Regresso (depois das férias)

Foi ainda agora. Não tenho a certeza absoluta, mas ia jurar que o menú de edição do Aspirina levou demasiado tempo a abrir. Como se o Movable Type fosse um porteiro desconfiado, a estranhar a password — mais ainda do que a minha (demasiado longa, eu sei) ausência.

5 thoughts on “Regresso (depois das férias)”

  1. ZM,

    O Movable Type traz um espírito incorporado (bom espírito, sossega), que te faz o melhor que se pode fazer: fazer-te pensar, e pensar se a demora não seria por causa da ausência, enfim, infundir-te um certo, um suportável, sentimento de culpa.

    Sê bem regressado. Agora só falta o Valupi. Ah, e o TT.

  2. Fernando,

    Desculpas de mau pagador, as do JMS. Tenho notado ausências suas que, das duas uma, ou são explicáveis pelo gozo de férias todos os meses (um privilégio de certas elites) ou pelo excesso de trabalho. Creio que esta aparição seguida de escapatória tem mais a ver com as coisas do mundial. Ele vibrou sempre com essas coisas.

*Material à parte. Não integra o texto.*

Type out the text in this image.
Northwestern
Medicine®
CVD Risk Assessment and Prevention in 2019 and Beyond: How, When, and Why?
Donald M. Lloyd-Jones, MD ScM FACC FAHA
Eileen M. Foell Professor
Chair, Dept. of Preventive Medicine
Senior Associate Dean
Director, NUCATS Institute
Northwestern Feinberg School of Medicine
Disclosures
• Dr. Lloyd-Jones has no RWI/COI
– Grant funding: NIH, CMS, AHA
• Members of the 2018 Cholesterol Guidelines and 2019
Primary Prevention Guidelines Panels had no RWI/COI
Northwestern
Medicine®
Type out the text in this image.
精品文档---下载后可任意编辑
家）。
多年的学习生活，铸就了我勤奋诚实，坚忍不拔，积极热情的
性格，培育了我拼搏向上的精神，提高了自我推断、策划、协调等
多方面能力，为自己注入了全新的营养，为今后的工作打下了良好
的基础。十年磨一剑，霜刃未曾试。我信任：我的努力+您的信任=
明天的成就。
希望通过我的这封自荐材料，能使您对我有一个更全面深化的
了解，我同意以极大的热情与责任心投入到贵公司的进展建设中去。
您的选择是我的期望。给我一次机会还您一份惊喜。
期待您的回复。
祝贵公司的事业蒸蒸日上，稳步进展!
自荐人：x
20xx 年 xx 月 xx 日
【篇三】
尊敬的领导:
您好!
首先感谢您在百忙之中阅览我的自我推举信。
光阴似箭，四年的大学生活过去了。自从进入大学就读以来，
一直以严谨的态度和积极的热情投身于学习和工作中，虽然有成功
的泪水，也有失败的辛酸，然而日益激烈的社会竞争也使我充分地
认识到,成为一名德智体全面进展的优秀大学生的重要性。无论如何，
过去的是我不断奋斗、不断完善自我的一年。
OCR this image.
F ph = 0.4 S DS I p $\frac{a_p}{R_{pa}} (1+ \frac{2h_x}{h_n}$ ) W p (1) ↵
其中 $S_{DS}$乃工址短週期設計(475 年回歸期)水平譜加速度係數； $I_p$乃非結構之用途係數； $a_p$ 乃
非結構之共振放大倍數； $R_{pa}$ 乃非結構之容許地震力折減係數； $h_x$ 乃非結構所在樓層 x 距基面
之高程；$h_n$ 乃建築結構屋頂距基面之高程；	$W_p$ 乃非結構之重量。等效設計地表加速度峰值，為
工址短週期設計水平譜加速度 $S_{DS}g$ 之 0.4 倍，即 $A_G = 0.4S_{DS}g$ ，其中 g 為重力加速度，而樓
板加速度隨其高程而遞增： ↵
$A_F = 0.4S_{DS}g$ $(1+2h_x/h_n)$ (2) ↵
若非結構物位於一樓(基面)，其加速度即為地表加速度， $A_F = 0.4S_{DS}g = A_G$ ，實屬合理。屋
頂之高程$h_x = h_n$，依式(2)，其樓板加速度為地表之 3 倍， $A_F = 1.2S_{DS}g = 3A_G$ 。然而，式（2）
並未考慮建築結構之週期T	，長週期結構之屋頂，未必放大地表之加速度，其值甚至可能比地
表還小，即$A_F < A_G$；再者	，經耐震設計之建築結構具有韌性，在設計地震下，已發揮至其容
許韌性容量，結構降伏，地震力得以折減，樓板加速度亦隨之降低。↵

    Mandei umas linhas para o Valupi. Espero que as consiga meter neste Michelin (se a porta não estiver trancada).

    TT

  3. Antes de mais, dizer o óbvio: Zé Mário, a tua ausência é muito ruidosa. Fazes falta na fórmula do Aspirina.

    Fernando, quem me dera poder voltar-me para este antro de boas companhias com maior frequência. Ter tempo para diletantismos é abundância e descanso.

    TT, pelas razões que sabes, só poderei colocar o teu texto lá mais para a noite. Uma alternativa será mandares para o Fernando e ele, podendo, fazer esse favor.

  4. Não leves a mal, Zé Mário, mas poderias ter prolongado um pouco as tuas férias. Mais quatro dias… É que desconfio que a culpa é mesmo tua. Estava tudo a correr muito bem até tu voltares. Ainda por cima, no jogo de ontem nem se sabe de que lado estavas.
    Mas pronto, agora que voltaste sê bem vindo.

  5. Caro TT,

    Infelizmente não pertenço às “certas elites”. É verdade que estive um mês inteiro de férias (pela primeira vez em dez anos) e quase sempre longe de cibercafés ou afins. Mas o restante silêncio é mesmo excesso de trabalho.